L’ultimo capitolo della Brexit deve ancora essere scritto. E il finale è tutt’altro che scontato. La parola chiave è “no deal”, lo spettro che in questi giorni aleggia su Londra. Ecco che significa e le conseguenze.
Cos’è il no deal
Il no deal, ovvero l’uscita del Regno Unito dall’Unione europea senza un accordo formale sui termini del ritiro e il futuro dei rapporti bilaterali, potrebbe portare delle conseguenze catastrofiche anche oltre i confini di Sua Maestà.

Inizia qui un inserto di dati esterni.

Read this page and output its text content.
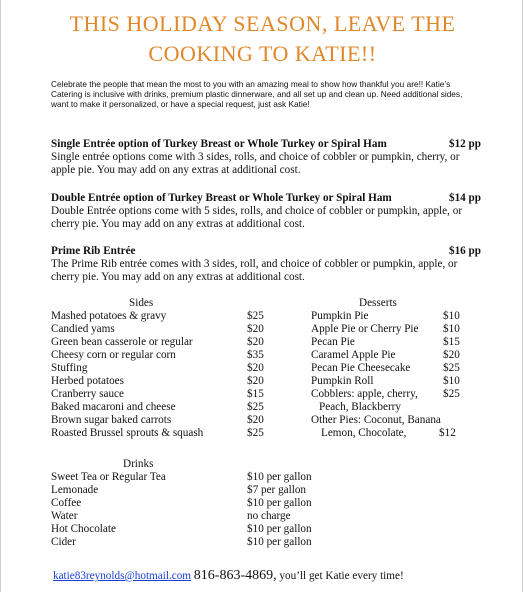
THIS HOLIDAY SEASON, LEAVE THE
COOKING TO KATIE!!
Celebrate the people that mean the most to you with an amazing meal to show how thankful you are!! Katie’s Catering is inclusive with drinks, premium plastic dinnerware, and all set up and clean up. Need additional sides, want to make it personalized, or have a special request, just ask Katie!
Single Entrée option of Turkey Breast or Whole Turkey or Spiral Ham	$12 pp
Single entrée options come with 3 sides, rolls, and choice of cobbler or pumpkin, cherry, or apple pie. You may add on any extras at additional cost.
Double Entrée option of Turkey Breast or Whole Turkey or Spiral Ham	$14 pp
Double Entrée options come with 5 sides, rolls, and choice of cobbler or pumpkin, apple, or cherry pie. You may add on any extras at additional cost.
Prime Rib Entrée	$16 pp
The Prime Rib entrée comes with 3 sides, roll, and choice of cobbler or pumpkin, apple, or cherry pie. You may add on any extras at additional cost.
Sides
Mashed potatoes & gravy	$25
Candied yams	$20
Green bean casserole or regular	$20
Cheesy corn or regular corn	$35
Stuffing	$20
Herbed potatoes	$20
Cranberry sauce	$15
Baked macaroni and cheese	$25
Brown sugar baked carrots	$20
Roasted Brussel sprouts & squash	$25
Desserts
Pumpkin Pie	$10
Apple Pie or Cherry Pie $10
Pecan Pie	$15
Caramel Apple Pie	$20
Pecan Pie Cheesecake	$25
Pumpkin Roll	$10
Cobblers: apple, cherry, $25
Peach, Blackberry
Other Pies: Coconut, Banana
Lemon, Chocolate,	$12
Drinks
Sweet Tea or Regular Tea	$10 per gallon
Lemonade	$7 per gallon
Coffee	$10 per gallon
Water	no charge
Hot Chocolate	$10 per gallon
Cider	$10 per gallon
katie83reynolds@hotmail.com 816-863-4869, you’ll get Katie every time!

L’opzione del no deal sarebbe l’opzione peggiore per la Brexit, soprattutto per quanto accadrebbe alle dogane e ai confini dei Paesi. Dal 29 marzo, infatti, in caso di mancato accordo con l’Ue il Regno Unito diventerebbe a tutti gli effetti una nazione terza rispetto al blocco dell’Unione a cui andrebbero applicati i controlli, le ispezioni, le richieste di bolli e la burocrazia che ne consegue.
Le conseguenze del no deal
Ma le conseguenze del no deal potrebbero allargare le sfere d’influenza della Brexit su vastissima scala sia dentro che fuori i confini britannici. Anche, e soprattutto, di ordine pratico. Ad esempio, aumenterebbero i costi per i servizi di telefonia mobile, cambierebbero i permessi per guidare fuori dai confini nazionali potrebbero essere congelati i permessi di soggiorno.

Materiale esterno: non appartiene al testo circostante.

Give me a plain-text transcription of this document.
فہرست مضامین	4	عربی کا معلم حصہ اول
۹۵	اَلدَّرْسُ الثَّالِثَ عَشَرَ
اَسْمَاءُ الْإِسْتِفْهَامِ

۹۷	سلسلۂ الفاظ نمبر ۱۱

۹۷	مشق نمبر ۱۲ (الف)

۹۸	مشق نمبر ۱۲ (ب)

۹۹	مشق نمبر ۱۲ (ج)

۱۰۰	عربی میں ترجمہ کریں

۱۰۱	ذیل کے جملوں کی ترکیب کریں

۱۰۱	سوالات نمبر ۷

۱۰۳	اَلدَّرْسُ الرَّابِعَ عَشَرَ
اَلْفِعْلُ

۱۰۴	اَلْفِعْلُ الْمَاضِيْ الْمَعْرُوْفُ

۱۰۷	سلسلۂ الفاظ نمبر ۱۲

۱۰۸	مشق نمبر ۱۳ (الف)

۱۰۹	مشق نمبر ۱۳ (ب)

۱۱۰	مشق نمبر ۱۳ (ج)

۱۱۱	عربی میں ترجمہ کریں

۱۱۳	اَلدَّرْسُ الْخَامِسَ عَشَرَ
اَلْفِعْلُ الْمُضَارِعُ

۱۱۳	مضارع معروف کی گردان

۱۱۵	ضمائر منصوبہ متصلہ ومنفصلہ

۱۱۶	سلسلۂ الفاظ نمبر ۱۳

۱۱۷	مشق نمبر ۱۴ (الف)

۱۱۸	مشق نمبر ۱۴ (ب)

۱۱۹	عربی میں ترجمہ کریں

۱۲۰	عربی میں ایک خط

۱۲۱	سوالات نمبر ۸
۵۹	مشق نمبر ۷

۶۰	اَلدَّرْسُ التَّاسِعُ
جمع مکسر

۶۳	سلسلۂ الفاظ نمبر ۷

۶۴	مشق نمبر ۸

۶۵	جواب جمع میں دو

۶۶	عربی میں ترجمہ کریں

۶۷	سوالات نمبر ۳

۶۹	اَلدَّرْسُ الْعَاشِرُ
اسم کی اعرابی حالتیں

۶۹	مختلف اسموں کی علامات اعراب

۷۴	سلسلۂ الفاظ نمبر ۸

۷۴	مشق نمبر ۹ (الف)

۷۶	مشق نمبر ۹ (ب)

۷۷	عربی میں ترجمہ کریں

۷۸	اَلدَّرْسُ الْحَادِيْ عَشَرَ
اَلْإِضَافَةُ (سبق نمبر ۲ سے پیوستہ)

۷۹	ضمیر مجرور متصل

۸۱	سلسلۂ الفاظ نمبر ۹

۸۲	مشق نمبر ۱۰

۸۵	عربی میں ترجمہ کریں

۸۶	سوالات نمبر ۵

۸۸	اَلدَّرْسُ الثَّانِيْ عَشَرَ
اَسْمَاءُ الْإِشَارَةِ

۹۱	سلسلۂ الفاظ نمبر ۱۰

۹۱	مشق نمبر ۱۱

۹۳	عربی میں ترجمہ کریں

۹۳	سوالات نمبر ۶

Ma non è tutto, perché le analisi che provengono da più fonti concordano nel prevedere un crollo della sterlina e conseguentemente anche del mercato immobiliare, oltre all’aumento della disoccupazione. Non sono dello stesso avviso i Tories, per i quali una Brexit senza no deal sarebbe un’opzione migliore rispetto all’attuale accordo raggiunto con l’Ue.
Nel frattempo, la premier britannica Theresa May a breve dovrebbe incontrare il presidente della Commissione europea Jean Claude Juncker per ovviare il meccanismo vincolante di salvaguardia del confine aperto in Irlanda che Westminster contesta.